On this state of affairs, the previous assumption that no instrument might be that highly effective and quick, which was true, is now false. It is no extra legitimate than the previous assumption that CDN-sourced content material should inherently be secure.
So to implement this new and extra subtle perspective on Net entry, it is fairly clear extra is required than merely implementing new tech (rolling out new instruments). Individuals should be educated within the tech’s function set and capabilities, and processes should be adjusted to take that new information under consideration. If that does not occur, safety admins who’re merely given new tech is not going to be getting the perfect use out of it. They are going to be, when you’ll forgive the time period, a idiot with a instrument.
Keep On Prime of Capabilities and Configurations
Streamlining your vendor safety stack is at all times preferable to bolting on new instruments with area of interest performance. In any other case, chief info safety officers (CISOs) might find yourself attempting to safe a provide closet, not figuring out which locks are literally in impact. Even so, this is not a one-and-done duty.
Suppose, for example, it selects one accomplice for the community safety, one other for endpoint safety, and a 3rd particularly for identification administration. Suppose all three companions are genuinely high tier.
If the group’s individuals and processes do not perceive and take full benefit of the companions’ capabilities, these capabilities is not going to ship complete worth, and the group is not going to be as protected because it might be. The variety of safety instruments has basically been decreased to a few nice instruments, however the safety structure nonetheless wants ongoing consideration.
Within the age of the cloud, updates and options are being pushed always. Which means configuring a brand new safety instrument as soon as and stepping away isn’t sufficient. As a result of new capabilities can disrupt a enterprise’s operations in methods unforeseeable to a vendor, they’re usually turned off by default when first launched. To be their simplest, safety instruments should be reconfigured frequently.
I am going to conclude with a typical instance I see regularly. As a result of botnets are a significant ongoing downside, it is necessary to have some bot detection/bot blocking capabilities in place. This will likely take the type of monitoring logs for issues like compromised endpoints, which command-and-control servers might attempt to contact to ship directions.
That is exactly the type of info safety managers must be thrilled to get.

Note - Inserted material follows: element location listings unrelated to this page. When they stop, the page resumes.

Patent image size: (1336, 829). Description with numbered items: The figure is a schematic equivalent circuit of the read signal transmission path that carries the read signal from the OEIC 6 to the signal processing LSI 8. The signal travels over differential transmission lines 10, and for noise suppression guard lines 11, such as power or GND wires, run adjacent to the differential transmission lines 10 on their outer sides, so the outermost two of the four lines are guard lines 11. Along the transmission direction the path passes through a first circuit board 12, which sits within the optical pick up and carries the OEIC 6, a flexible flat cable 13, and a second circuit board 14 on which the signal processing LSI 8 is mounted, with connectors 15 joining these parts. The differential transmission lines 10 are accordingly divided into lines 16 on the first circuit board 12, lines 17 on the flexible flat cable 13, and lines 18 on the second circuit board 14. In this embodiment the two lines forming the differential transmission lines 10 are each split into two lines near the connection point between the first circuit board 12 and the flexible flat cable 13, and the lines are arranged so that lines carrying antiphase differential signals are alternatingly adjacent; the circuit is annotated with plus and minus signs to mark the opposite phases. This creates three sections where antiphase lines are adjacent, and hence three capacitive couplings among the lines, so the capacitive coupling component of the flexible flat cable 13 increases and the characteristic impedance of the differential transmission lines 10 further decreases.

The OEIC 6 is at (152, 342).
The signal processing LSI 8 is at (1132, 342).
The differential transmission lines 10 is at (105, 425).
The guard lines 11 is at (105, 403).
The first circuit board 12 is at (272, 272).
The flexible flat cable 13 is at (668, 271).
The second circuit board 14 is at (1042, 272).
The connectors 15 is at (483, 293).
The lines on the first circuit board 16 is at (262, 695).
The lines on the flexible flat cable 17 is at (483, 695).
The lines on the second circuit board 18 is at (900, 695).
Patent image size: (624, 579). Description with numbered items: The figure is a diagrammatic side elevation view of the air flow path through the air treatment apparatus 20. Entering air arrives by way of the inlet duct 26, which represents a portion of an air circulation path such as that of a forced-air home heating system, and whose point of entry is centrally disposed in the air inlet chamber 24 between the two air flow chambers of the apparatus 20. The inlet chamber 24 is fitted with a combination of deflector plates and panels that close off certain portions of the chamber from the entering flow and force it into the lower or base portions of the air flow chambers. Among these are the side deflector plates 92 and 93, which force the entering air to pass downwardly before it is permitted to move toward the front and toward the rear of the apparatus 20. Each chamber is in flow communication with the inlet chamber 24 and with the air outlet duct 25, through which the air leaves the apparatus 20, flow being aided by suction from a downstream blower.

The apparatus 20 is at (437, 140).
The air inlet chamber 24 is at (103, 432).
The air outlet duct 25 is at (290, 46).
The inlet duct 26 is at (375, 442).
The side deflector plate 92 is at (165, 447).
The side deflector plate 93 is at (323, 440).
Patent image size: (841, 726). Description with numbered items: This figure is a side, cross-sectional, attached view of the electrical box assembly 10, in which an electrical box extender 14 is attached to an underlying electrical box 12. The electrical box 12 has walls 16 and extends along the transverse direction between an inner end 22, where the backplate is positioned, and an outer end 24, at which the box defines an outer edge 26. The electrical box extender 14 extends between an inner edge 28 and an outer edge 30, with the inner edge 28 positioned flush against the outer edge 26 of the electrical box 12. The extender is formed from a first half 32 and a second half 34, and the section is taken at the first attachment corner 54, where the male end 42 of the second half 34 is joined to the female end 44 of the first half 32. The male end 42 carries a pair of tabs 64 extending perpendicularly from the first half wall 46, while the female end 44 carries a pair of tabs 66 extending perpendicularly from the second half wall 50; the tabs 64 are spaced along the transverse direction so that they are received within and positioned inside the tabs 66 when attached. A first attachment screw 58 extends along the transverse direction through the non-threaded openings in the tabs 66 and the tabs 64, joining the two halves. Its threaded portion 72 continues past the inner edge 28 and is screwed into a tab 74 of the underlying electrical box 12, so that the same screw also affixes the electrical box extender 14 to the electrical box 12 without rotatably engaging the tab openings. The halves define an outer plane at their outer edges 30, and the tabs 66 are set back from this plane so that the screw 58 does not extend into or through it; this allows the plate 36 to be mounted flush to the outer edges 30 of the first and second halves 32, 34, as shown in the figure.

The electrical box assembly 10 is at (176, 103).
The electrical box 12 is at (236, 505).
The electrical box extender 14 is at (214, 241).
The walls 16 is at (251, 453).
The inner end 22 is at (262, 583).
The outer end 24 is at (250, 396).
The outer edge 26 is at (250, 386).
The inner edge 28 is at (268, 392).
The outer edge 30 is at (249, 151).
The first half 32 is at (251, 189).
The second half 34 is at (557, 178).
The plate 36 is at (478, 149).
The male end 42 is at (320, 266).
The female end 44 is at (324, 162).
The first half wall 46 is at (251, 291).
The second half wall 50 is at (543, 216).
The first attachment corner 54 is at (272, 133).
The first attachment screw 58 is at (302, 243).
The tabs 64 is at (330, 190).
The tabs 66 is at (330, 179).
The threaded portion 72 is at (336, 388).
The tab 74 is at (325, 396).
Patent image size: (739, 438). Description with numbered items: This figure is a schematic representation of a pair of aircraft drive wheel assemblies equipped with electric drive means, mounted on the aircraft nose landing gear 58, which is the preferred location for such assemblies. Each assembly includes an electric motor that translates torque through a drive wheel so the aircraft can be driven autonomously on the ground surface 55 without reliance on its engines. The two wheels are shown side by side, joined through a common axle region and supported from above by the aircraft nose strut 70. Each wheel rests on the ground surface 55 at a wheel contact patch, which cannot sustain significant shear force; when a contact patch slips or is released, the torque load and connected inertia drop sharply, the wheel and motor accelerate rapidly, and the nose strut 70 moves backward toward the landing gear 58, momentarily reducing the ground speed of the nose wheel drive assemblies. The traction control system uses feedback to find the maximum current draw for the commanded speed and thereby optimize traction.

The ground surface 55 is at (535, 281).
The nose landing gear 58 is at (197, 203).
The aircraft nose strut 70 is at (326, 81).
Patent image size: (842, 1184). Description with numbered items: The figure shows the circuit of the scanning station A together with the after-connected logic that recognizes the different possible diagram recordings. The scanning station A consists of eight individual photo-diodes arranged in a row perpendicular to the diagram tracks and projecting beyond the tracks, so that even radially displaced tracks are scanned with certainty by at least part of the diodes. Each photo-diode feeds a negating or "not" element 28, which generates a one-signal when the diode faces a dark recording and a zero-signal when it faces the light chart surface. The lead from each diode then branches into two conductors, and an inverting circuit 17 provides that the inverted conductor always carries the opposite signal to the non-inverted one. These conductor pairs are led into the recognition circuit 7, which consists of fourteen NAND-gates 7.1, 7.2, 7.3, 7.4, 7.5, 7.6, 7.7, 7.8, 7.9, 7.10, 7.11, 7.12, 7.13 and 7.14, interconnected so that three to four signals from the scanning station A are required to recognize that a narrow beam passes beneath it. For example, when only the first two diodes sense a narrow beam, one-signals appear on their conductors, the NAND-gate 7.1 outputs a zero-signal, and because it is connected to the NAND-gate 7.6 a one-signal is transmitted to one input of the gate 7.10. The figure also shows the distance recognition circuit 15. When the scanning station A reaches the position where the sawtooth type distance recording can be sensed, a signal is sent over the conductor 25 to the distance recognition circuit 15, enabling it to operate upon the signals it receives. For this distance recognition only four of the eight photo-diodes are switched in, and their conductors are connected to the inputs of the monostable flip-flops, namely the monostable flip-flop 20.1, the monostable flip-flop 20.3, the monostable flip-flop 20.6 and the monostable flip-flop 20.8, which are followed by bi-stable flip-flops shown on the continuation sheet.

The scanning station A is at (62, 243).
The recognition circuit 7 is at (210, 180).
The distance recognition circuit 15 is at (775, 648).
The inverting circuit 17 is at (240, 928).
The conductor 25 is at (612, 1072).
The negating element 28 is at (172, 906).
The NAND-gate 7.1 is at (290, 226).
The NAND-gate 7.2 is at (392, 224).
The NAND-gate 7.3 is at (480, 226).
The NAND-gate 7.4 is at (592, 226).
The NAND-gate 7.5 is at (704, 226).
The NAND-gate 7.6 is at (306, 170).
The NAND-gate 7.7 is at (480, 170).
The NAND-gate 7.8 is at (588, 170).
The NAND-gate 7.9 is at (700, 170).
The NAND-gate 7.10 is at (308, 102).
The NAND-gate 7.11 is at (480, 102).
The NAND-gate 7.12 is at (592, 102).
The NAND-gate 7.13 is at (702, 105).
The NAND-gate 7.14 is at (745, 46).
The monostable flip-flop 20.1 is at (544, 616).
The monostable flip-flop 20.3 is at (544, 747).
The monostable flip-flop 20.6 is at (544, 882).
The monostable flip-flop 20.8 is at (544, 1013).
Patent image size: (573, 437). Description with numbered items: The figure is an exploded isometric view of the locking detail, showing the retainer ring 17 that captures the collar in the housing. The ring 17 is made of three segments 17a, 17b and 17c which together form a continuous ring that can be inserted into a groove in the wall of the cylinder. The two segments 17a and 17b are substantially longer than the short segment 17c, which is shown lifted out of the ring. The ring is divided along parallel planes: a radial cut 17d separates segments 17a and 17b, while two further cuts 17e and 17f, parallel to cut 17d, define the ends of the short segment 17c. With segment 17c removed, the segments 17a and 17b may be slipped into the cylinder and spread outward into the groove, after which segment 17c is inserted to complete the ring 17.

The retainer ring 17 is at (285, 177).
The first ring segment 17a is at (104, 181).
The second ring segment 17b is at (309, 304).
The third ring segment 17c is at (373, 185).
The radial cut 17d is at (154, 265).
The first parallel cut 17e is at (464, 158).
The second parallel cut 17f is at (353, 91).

However as a result of many departments do not have the time or inclination to investigate their logs, they do not profit from the knowledge contained inside them. Because of this, compromised endpoints aren’t cleaned and no forensics are carried out to learn the way they have been compromised within the first place.
This brings me to my backside line: Maintain your eyes open, perceive what new tech and new companions can do and capitalize on it to the perfect impact. Your group and profession will each profit.
Learn extra Companion Views with Zscaler.